HABER MERKEZİ –
Önder Apo’nun çözümlemelerinden …..
– Savaş, sadece düşmana karşı kurşun sıkmakla olmaz, PKK’nin ölçülerine ulaşmak da bir savaştır. Bu hem kendimizle, hem de çevremizle savaşarak ölçülere ulaşmak demektir. PKK, bu konuda hem öğretiyor, hem de buna öncülük ediyor, gelişmelerini bu şekilde yaratıyor. Sizlere bütün bunları açıklıkla anlatmamızdaki amacımız, mücadele hatası yapmamanızdır. Çoğu arkadaş basmakalıpçı yaklaşımları kendisine yakıştırmakta ustadır. Böylesi durumlara düşmemek için sizleri şimdiden uyarıyoruz. Niyetleriniz iyidir, bu doğrultuda gençliğinizi de veriyorsunuz. Buna layık olmanız için PKK’lileşmeyi doğru gerçekleştireceksiniz. Bizim de sizlere ısrarla dayattığımız, yürüttüğümüz PKK’lilik budur. Kendinizi hiçbir şekilde bize dayatamazsınız. Sizinle hayatınız boyunca uğraşılacaktır. Bunun dışındaki yol ve yöntemleri kabul etmeyiz ve bunu anlamayız. Gelişmeler bizde böyle yaratılıyor.
Parti ortamında yenilgili insan kalamaz. Kaldı ki insan isterse bir atom bombası kadar güçlenebilir. Bizim insanlık anlayışımız böyledir ve kesinlikle zavallı insan türünü kabul etmiyoruz. Militan, PKK’de somutlaşan inanılmaz direnişçiliğe ulaşabilendir. PKK’de kanıtlanan en zor koşullarda bile gelişmeyi bilendir. Madem ki bu ortama gelinmiş, o halde en iyi şekilde, bu ölçülere sahip çıkmayı bilmelisiniz. Partileşme olayı böyledir. Değerli okulumuzun, değerli eğitim adayları için bu kadar açık konuşuyoruz ki, bizi bilmeyenlerin tanıması, anlaması ve gerçekliğe kavuşması doğru gerçekleşebilsin. Yaptığımız tüm konuşmalar, birbirimizi anlamamız içindir. Aynı şekilde gerçekleştirilen Önderlik olayında kendini konuşturma söz konusu değildir. Biz bu kadar rahat konuşurken, aynı zamanda disiplin ve otoriteyi yaşatmaya çalışıyoruz. Her gün hepiniz “Önderliğe bağlıyız, yolunda yürümeye kararlıyız” diyerek övgüler diziyorsunuz, bunu sloganlaştırıyorsunuz. Hayır, bunlar ne sloganla, ne de fedailik anlayışıyla yerine getirilebilir. Her şeyden önce disiplin, örgüt yapısına, militan ölçülerine ve çalışma tarzına ulaşılarak gerekleri yerine getirilebilir.

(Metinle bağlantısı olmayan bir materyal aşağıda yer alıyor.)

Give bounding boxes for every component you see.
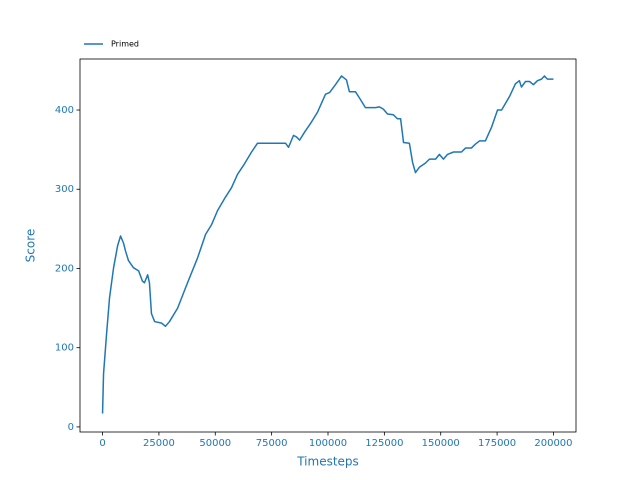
y-tick-label: 400 — [55, 105, 74, 116]
x-tick-label: 0 — [99, 438, 105, 449]
x-axis-label: Timesteps — [296, 455, 359, 469]
legend-label: Primed — [111, 40, 139, 49]
y-tick-label: 100 — [55, 343, 74, 354]
x-tick-label: 125000 — [365, 438, 403, 449]
x-tick-label: 175000 — [478, 438, 516, 449]
data-line — [101, 75, 554, 414]
x-tick-label: 200000 — [534, 438, 572, 449]
x-tick-label: 100000 — [309, 438, 347, 449]
x-tick-label: 50000 — [199, 438, 231, 449]
y-tick-label: 300 — [55, 184, 74, 195]
y-tick-label: 200 — [55, 263, 74, 274]
x-tick-label: 25000 — [143, 438, 175, 449]
y-tick-label: 0 — [68, 422, 74, 433]
x-tick-label: 150000 — [422, 438, 460, 449]
y-axis-label: Score — [24, 229, 38, 263]
x-tick-label: 75000 — [256, 438, 288, 449]
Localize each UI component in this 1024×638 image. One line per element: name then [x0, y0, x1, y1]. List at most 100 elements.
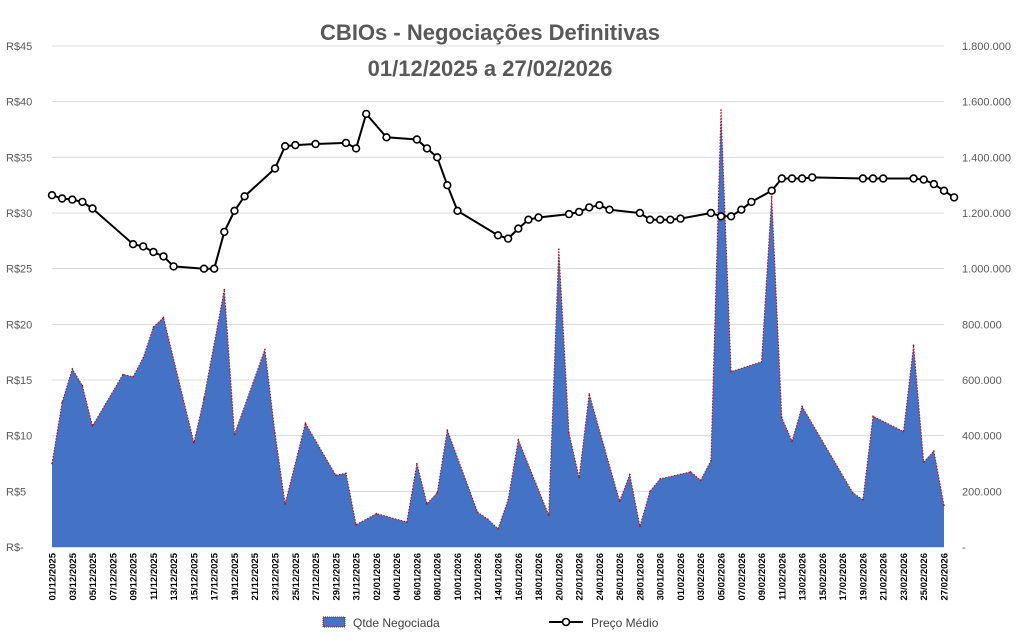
- x-axis-tick-label: 04/01/2026: [392, 553, 403, 601]
- area-point: [446, 429, 449, 431]
- area-point: [61, 401, 63, 404]
- line-marker: [939, 186, 949, 195]
- area-point: [618, 500, 621, 502]
- area-point: [142, 356, 144, 359]
- area-point: [588, 393, 590, 395]
- area-point: [770, 195, 773, 198]
- line-marker: [443, 181, 452, 190]
- x-axis-tick-label: 01/12/2025: [48, 552, 59, 600]
- left-axis-tick-label: R$40: [6, 97, 32, 109]
- x-axis-tick-label: 16/01/2026: [514, 553, 525, 601]
- line-marker: [128, 240, 138, 249]
- line-marker: [807, 173, 817, 182]
- area-point: [781, 416, 783, 419]
- right-axis-tick-label: 1.400.000: [962, 152, 1011, 164]
- right-axis-tick-label: 1.000.000: [962, 264, 1011, 276]
- chart-subtitle: 01/12/2025 a 27/02/2026: [368, 56, 613, 81]
- area-point: [81, 384, 84, 387]
- left-axis-tick-label: R$15: [6, 375, 32, 387]
- line-series-layer: [47, 109, 959, 273]
- left-axis-tick-label: R$5: [6, 486, 26, 498]
- line-marker: [584, 203, 594, 212]
- area-point: [862, 498, 864, 501]
- x-axis-tick-label: 21/12/2025: [250, 552, 261, 600]
- x-axis-tick-label: 18/01/2026: [534, 553, 545, 601]
- right-axis-tick-label: 1.600.000: [962, 97, 1011, 109]
- line-marker: [88, 204, 97, 213]
- line-marker: [868, 174, 878, 183]
- line-marker: [595, 201, 604, 210]
- x-axis-tick-label: 22/01/2026: [575, 553, 586, 601]
- x-axis-tick-label: 05/02/2026: [717, 553, 728, 601]
- line-marker: [777, 174, 786, 183]
- area-point: [933, 450, 935, 452]
- area-point: [223, 288, 226, 291]
- line-marker: [787, 174, 797, 183]
- left-axis-tick-label: R$30: [6, 208, 32, 220]
- line-marker: [78, 197, 87, 207]
- legend: Qtde Negociada Preço Médio: [322, 616, 659, 630]
- line-marker: [676, 214, 685, 223]
- line-marker: [706, 208, 716, 218]
- line-marker: [139, 242, 148, 251]
- line-marker: [362, 109, 371, 119]
- line-marker: [767, 186, 776, 195]
- x-axis-tick-label: 19/12/2025: [230, 552, 241, 600]
- x-axis-tick-label: 11/02/2026: [777, 553, 788, 600]
- line-marker: [564, 209, 574, 219]
- area-point: [264, 348, 266, 351]
- line-marker: [270, 164, 280, 173]
- line-marker: [199, 264, 209, 273]
- area-point: [558, 248, 560, 250]
- area-point: [71, 368, 74, 370]
- x-axis-tick-label: 20/01/2026: [554, 553, 565, 601]
- line-marker: [534, 213, 543, 222]
- left-axis-tick-label: R$20: [6, 319, 32, 331]
- x-axis-tick-label: 28/01/2026: [635, 553, 646, 601]
- x-axis-tick-label: 13/12/2025: [169, 552, 180, 600]
- x-axis-tick-label: 10/01/2026: [453, 553, 464, 601]
- area-point: [162, 316, 165, 319]
- area-point: [304, 422, 307, 424]
- line-marker: [737, 205, 746, 214]
- area-point: [547, 514, 550, 516]
- line-marker: [382, 133, 391, 142]
- area-point: [345, 472, 347, 475]
- area-point: [426, 503, 428, 505]
- area-point: [355, 523, 357, 526]
- x-axis-tick-label: 05/12/2025: [88, 552, 99, 600]
- line-marker: [919, 175, 928, 184]
- x-axis-tick-label: 03/02/2026: [696, 553, 707, 601]
- line-marker: [716, 212, 726, 221]
- area-point: [720, 109, 722, 111]
- x-axis-tick-label: 02/01/2026: [372, 553, 383, 601]
- area-point: [699, 479, 702, 482]
- x-axis-tick-label: 06/01/2026: [412, 553, 423, 601]
- line-marker: [503, 234, 513, 243]
- line-marker: [574, 207, 584, 217]
- area-point: [497, 528, 499, 530]
- area-point: [801, 405, 803, 408]
- line-marker: [220, 227, 229, 237]
- area-point: [517, 439, 520, 441]
- area-point: [91, 425, 94, 427]
- area-point: [943, 504, 945, 507]
- area-point: [629, 473, 631, 476]
- x-axis-tick-label: 09/02/2026: [757, 553, 768, 601]
- x-axis-tick-label: 29/12/2025: [331, 552, 342, 600]
- line-marker: [159, 252, 168, 261]
- x-axis-tick-label: 23/12/2025: [271, 552, 282, 600]
- x-axis-tick-label: 09/12/2025: [129, 552, 140, 600]
- area-point: [639, 525, 641, 527]
- legend-label-qtde: Qtde Negociada: [353, 616, 440, 630]
- area-point: [274, 432, 276, 434]
- x-axis-tick-label: 07/02/2026: [737, 553, 748, 601]
- line-marker: [47, 191, 57, 200]
- chart-title: CBIOs - Negociações Definitivas: [320, 20, 660, 45]
- line-marker: [291, 140, 300, 150]
- area-point: [568, 432, 570, 434]
- line-marker: [422, 144, 432, 153]
- area-point: [122, 373, 124, 376]
- left-axis-tick-label: R$25: [6, 264, 32, 276]
- x-axis-tick-label: 19/02/2026: [858, 553, 869, 601]
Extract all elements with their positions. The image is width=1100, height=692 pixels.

Neden bu kadar bu gerçekleri açıklıyoruz? Söylediklerimizi kendinize uyarlayabilirsiniz, anlayabilirsiniz diye söylüyoruz. Anlamaya çalışın! Anadan doğmakla her türlü yaşam hakkını elde ettiğinizi sanmayın. Asıl doğuş, temel insani, özgürlük ve vatanseverlik değerlerini esas alarak büyümeyi sağlamakla olur. Bizde en insani olan, kutsal olan yaşam da budur. Kendinizi sorumsuz büyütmüşseniz bu beni ilgilendirmez. O halde kim sizi böyle büyütmüşse, gidin hesabı ondan sorun. Sizler şunun hesabını benden sorabilirsiniz; temel insani değerleri, özgürlük ve vatanseverlik konularında gerekenler yapılmış mıdır, yapılıyor mu? Biz bunun cevabını verebiliriz. Yaptığımız da budur. O zaman bilmelisiniz ki, bizim ailemize girenler, bu tarzda büyürler veya büyümek zorundadırlar. Her gün bunu yaratmakla mükellefiz. Ve kötü evlatları da kabul etmiyoruz, böyle evlatlar parti içinde gelişemez. Partimizde en ciddi doğuş ve gelişim olayı budur. Bunun dışındakiler ise, çok sorumsuzcadır.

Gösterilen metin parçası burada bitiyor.